То есть, вообще никакие: избалованная безусловной любовью родителей, Мира была мягкой, словно дорогущий пластилин, из которого что хочешь, то и лепи, чем старая ведьма и воспользовалась. По началу, Алиса старалась как-то отгородить её от дурного влияния, но будучи маленькой и глупой, Мира осознанно тянулась к бабушке, не замечая озлобленности и откровенного вызова в глазах сестры.
Со смерти старухи прошло по меньшей мере уже семь лет, а она всё ещё слышит её скрипучий голос в голове и чувствует как неизбежно тупеет. Потому что иначе объяснить свой импульсивный, — в отношении шамана и чёрной псевдо-ведьмы, — поступок не может. Всегда гордившаяся своим самоконтролем, Мира поступила как сопливая девочка и дала своим потенциальным и определённым врагам увидеть свою подноготную. Дала увидеть всё то, что долгие годы в ней было скрыто. Всё то, за чем она так тщательно ухаживала, холила и лелеяла, чтобы больше никто не растоптал изнутри.

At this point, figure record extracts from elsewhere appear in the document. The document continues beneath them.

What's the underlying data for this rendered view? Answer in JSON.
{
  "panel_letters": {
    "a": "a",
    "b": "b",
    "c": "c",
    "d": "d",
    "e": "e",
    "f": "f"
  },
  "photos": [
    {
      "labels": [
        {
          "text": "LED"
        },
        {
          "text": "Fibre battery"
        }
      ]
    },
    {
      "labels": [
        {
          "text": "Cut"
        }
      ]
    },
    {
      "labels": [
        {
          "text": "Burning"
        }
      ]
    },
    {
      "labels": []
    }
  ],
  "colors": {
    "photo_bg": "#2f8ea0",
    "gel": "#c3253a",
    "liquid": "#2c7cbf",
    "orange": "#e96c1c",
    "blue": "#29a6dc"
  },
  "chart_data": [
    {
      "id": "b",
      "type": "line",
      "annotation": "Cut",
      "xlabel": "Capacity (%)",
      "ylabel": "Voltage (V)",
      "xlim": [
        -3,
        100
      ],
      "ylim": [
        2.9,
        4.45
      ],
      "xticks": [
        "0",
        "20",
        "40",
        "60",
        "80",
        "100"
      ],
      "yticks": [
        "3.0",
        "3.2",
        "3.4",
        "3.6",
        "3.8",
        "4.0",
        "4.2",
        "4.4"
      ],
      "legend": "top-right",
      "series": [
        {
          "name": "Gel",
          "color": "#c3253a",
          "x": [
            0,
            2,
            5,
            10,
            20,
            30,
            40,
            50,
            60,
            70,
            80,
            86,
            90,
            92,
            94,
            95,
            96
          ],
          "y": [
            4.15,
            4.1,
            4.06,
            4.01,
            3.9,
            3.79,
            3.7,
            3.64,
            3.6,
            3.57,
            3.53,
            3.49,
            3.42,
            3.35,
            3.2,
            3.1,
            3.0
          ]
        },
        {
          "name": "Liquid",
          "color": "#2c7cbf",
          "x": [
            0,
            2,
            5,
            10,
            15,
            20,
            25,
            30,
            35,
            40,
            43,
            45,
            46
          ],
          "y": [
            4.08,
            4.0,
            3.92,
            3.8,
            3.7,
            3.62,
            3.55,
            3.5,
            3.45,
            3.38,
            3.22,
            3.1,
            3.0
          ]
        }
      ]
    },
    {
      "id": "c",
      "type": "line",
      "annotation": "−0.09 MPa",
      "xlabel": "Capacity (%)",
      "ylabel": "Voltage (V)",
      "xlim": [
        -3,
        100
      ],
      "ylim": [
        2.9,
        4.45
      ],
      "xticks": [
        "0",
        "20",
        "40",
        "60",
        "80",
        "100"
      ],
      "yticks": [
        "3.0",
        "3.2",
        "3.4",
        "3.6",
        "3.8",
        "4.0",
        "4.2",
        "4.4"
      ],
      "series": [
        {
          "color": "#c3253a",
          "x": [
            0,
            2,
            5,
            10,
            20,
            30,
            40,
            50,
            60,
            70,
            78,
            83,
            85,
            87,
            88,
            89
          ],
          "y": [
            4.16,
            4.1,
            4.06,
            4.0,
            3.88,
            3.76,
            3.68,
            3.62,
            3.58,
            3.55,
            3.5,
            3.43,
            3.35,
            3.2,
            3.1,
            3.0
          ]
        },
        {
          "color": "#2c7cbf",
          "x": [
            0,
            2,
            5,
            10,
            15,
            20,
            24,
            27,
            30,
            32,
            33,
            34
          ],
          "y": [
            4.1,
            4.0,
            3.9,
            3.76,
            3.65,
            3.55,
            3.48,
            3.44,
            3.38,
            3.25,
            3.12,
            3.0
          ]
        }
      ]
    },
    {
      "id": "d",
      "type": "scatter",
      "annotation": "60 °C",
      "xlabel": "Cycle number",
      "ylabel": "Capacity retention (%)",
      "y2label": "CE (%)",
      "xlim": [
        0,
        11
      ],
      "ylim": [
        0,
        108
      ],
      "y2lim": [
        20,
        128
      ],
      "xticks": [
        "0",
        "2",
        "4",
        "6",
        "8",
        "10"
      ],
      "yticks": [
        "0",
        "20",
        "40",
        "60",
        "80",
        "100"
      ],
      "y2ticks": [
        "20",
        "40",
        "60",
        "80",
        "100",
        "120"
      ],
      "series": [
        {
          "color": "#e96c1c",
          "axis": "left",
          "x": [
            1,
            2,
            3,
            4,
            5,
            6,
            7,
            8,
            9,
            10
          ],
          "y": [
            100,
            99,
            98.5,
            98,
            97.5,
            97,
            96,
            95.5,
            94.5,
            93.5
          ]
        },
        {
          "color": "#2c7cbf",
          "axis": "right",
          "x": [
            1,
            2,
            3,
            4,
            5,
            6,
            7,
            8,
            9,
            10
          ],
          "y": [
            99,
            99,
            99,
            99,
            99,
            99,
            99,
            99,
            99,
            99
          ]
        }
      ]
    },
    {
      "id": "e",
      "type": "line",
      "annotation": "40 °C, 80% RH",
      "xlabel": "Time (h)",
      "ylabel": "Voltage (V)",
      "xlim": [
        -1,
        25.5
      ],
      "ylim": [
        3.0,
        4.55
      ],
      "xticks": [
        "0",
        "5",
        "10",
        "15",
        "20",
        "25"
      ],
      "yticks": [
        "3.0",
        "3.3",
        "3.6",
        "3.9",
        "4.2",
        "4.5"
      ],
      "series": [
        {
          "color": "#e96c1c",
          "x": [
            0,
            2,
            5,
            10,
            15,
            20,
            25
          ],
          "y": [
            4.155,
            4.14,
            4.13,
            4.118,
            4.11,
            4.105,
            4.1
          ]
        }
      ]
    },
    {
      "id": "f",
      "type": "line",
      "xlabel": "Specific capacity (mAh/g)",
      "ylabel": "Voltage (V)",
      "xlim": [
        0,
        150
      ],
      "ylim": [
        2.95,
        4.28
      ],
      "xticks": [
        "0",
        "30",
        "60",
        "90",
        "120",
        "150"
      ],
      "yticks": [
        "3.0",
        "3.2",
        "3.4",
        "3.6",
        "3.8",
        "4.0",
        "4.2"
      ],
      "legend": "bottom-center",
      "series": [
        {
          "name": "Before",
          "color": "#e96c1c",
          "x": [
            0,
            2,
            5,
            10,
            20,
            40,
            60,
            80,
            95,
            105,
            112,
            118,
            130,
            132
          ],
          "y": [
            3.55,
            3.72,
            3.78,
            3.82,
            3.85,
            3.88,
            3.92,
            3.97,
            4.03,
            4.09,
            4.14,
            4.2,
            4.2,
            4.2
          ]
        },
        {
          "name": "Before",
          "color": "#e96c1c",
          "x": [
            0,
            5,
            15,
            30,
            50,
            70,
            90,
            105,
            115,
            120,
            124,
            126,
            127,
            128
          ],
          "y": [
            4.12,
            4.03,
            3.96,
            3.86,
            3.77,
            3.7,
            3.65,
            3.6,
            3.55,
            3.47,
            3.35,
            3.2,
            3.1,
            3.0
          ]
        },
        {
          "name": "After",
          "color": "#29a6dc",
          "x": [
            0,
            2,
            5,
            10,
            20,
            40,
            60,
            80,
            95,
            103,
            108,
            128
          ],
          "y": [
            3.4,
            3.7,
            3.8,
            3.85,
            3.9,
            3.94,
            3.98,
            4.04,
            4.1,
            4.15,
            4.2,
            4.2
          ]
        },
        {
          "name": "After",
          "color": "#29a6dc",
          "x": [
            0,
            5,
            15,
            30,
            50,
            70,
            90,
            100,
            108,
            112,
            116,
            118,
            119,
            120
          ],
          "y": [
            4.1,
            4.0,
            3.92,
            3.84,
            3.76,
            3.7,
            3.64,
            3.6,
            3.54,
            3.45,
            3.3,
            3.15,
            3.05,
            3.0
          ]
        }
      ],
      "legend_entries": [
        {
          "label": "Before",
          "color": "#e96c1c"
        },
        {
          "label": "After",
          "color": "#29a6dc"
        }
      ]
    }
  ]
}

«Великовозростная тупоголовая идиотка. Чего же тебе на месте-то не стоялось, разве своих проблем мало?»
Она не металась в панике по квартире, ничего не сшибала на своём пути и не терялась в собственных рассуждениях о том, что делать дальше; закинув ногу на ногу, да свободно растекшись по всему дивану, Мира задумчиво крутила в руке бокал с красным полусладким. Её голова, на удивление, была слишком, даже подозрительно пуста. Исходя из своих недавних поступков, она искренне ожидала одного большого
бум, но прошло уже, по меньшей мере, около четырёх часов с оглушительного фиаско. Такая реакция подсознания удивляла и настораживала одновременно: неужто она уже успела что-то подцепить, пока была занята тем, что подключала свои потоки к ядру Фёдорова? Неужто сучка-Игнатенко воспользовалась шансом и прицепила к ней что-то похлеще, чем банальная пиявка?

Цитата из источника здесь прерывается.